Oktober 2015
Het Loopbaanlab brengt onderwijsprofessionals in beweging Uitkomsten van meerjarig onderzoek naar de effecten van het Loopbaanlab Leestijd 8 minuten
Hoe blijf ik in beweging? De kwaliteit van het onderwijs wordt bepaald door de kwaliteit van de mensen die het maken. Dat is de visie waaruit het Loopbaanlab is ontstaan. Je kunt nauwelijks een beroep bedenken waar de relatie tussen wie je bent en wat je doet zo belangrijk is als in het onderwijs. Die menselijke kwaliteit omvat niet alleen de competenties zoals beschreven in de Wet BIO, maar vooral wie je bent en hoe je doet. Daar komt bij dat er bijna geen onderwijssector te vinden is die zo aan moet sluiten bij het hoge tempo van veranderingen in de maatschappij als het MBO. Om dit waar te maken staan onderwijsprofessionals voor de uitdaging zichzelf continu te verbeteren. Voortdurend is de vraag aan de orde: hoe blijf ik in beweging, hoe ziet mijn professionele toekomst er uit? In de hectiek van alledag ontbreekt het aan tijd, vaardigheid en ruimte om deze vraag regelmatig te stellen. Het Loopbaanlab is ontworpen met het doel om onderwijsprofessionals te ondersteunen bij het stellen en beantwoorden van vragen over hun professionele toekomst. Zodat ze kwaliteit leveren, blijven leren en gelukkig zijn met het werk dat ze doen.

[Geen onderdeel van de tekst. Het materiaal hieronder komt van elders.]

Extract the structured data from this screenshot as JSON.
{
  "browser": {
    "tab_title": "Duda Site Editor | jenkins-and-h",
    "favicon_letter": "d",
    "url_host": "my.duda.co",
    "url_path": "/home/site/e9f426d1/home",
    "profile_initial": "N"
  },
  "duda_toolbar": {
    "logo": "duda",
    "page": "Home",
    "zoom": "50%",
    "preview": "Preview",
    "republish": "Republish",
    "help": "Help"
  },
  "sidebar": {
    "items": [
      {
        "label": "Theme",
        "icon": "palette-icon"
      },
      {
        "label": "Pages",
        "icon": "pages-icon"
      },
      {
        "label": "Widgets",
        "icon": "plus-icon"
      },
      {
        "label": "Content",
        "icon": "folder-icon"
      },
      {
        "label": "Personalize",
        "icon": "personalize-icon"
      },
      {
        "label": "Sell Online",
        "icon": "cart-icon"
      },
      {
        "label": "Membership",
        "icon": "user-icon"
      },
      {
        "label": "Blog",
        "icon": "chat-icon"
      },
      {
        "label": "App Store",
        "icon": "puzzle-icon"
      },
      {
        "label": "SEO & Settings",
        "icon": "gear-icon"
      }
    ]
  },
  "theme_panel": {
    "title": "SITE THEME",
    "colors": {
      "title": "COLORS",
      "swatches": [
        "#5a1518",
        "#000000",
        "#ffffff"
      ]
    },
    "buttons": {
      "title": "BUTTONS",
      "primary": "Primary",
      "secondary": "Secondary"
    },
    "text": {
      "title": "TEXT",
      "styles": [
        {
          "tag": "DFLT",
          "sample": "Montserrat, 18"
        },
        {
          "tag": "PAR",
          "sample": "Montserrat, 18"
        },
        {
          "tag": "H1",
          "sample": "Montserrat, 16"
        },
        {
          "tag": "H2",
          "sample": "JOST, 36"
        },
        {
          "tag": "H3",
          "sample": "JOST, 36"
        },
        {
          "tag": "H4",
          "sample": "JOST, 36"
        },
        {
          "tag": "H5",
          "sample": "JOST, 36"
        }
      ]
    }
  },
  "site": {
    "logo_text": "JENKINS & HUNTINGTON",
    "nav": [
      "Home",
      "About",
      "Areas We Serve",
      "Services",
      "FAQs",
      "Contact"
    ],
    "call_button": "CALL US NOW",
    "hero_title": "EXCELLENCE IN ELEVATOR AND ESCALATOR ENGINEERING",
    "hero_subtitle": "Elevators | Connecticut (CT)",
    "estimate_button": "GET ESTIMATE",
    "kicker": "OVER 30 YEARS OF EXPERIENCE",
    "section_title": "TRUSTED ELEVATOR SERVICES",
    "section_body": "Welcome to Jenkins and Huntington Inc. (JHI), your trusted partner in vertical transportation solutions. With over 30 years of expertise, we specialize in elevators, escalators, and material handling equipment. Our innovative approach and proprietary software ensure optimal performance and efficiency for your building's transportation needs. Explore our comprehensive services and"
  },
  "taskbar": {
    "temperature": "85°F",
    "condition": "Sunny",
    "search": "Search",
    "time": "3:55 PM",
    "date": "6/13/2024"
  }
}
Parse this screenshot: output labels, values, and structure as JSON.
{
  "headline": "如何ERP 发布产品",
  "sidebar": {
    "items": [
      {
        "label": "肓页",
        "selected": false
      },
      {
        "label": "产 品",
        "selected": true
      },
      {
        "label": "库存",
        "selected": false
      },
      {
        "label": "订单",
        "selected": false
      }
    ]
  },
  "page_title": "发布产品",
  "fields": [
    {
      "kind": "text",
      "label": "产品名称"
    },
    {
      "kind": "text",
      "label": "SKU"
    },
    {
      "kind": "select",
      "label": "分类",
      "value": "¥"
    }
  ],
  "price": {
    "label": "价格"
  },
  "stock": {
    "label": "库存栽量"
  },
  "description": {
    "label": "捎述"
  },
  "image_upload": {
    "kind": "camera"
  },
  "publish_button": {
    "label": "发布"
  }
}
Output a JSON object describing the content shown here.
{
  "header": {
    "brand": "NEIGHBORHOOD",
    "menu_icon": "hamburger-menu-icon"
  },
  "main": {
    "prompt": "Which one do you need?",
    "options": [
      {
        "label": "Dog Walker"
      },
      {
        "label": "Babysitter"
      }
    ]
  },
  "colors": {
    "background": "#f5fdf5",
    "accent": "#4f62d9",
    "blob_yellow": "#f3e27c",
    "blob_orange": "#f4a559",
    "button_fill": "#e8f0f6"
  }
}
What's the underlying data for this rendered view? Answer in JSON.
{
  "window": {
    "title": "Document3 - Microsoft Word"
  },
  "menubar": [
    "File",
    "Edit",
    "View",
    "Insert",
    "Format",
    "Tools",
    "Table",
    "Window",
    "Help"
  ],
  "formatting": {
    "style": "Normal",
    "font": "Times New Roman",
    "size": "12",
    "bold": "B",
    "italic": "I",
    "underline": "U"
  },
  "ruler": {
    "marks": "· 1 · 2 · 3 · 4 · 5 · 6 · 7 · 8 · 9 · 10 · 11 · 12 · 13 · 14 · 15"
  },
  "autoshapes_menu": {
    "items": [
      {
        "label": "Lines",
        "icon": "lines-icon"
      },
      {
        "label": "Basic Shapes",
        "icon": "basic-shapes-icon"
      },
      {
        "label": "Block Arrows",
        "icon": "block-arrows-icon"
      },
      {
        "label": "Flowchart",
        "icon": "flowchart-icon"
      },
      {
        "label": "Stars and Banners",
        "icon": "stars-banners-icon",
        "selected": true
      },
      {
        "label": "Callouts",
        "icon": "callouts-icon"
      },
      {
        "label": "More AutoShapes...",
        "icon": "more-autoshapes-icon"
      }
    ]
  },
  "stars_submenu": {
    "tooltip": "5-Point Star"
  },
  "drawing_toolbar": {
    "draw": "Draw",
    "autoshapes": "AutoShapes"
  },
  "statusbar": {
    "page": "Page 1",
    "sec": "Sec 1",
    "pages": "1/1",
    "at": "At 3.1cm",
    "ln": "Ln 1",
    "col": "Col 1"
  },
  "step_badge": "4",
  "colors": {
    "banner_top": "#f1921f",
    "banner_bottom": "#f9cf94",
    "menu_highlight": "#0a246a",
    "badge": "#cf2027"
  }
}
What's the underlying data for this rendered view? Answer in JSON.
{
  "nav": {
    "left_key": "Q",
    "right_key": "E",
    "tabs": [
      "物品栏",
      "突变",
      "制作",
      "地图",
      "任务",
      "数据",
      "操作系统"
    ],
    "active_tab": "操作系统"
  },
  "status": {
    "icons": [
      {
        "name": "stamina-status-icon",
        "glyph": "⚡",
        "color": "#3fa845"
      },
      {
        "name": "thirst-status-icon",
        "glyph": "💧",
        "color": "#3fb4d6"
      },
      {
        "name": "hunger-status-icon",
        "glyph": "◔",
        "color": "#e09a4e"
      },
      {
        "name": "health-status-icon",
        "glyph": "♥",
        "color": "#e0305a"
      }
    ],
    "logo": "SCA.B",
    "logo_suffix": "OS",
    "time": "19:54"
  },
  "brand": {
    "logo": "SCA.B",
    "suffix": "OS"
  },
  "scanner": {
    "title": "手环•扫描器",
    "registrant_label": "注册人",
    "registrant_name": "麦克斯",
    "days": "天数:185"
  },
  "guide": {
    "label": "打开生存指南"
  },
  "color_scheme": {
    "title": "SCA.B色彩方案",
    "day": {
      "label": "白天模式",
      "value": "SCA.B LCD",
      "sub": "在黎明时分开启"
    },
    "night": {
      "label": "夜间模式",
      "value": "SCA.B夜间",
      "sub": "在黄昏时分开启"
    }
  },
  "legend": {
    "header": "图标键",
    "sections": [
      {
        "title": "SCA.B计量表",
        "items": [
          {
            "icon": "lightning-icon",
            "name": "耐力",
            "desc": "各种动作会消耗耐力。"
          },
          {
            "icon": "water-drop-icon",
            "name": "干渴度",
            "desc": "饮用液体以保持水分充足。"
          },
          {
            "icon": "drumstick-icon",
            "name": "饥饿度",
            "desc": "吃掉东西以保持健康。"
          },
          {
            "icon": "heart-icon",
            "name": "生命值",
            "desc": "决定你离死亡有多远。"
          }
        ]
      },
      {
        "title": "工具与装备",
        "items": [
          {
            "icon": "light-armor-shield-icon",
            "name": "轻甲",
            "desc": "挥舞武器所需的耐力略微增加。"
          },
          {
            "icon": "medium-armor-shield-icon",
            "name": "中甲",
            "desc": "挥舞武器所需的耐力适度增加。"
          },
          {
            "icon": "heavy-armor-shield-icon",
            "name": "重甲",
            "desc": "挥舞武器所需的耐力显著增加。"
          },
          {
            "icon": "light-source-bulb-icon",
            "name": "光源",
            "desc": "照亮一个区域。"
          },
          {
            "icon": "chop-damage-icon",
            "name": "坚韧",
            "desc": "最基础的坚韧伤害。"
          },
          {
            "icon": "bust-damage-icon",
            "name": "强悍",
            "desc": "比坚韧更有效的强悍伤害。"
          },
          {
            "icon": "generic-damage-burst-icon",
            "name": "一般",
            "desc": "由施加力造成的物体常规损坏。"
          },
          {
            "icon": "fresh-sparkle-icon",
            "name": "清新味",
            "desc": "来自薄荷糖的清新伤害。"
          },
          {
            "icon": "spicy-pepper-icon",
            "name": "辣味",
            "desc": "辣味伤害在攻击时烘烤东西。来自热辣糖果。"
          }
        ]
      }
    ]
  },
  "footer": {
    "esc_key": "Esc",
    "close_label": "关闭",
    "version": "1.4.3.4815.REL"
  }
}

De inrichting van het Loopbaanlab Het Looplaanlab is een driedaagse training met als uitgangspunt de leervraag van de deelnemer. Een vraag die is afgestemd met de leiding, zodat zowel de deelnemer als de organisatie de vruchten plukken van de training. Het begrip loopbaan wordt breed opgevat, namelijk als de weg die de professional gaat om zijn talenten te ontplooien. Loopbaanontwikkeling is in deze visie niet per se
1
een wisseling van taken of rollen, maar alles wat de professional doet om in staat te blijven de prestaties te leveren waar de organisatie om vraagt en waar hij of zij energie van krijgt. In de kern is het Lab een reflectieve dialoog met collega’s over verleden, heden en toekomst van hun professionele leven. Met als kernvraag: hoe kom en blijf ik in beweging zodat ik toekomstbestendig ben en mijn energie en talent efficiënt kan inzetten, naar tevredenheid van mijzelf en mijn organisatie? Doel is om uiteindelijk een hoogwaardig gesprek hierover tussen deelnemer en leiding op gang te brengen. Het is daarnaast een leerproces dat docenten ook kunnen inzetten voor het loopbaanleren van hun leerlingen. De training is geslaagd als deelnemers in beweging komen, dat wil zeggen keuzes maken, acties benoemen en ondernemen in afstemming met de organisatie.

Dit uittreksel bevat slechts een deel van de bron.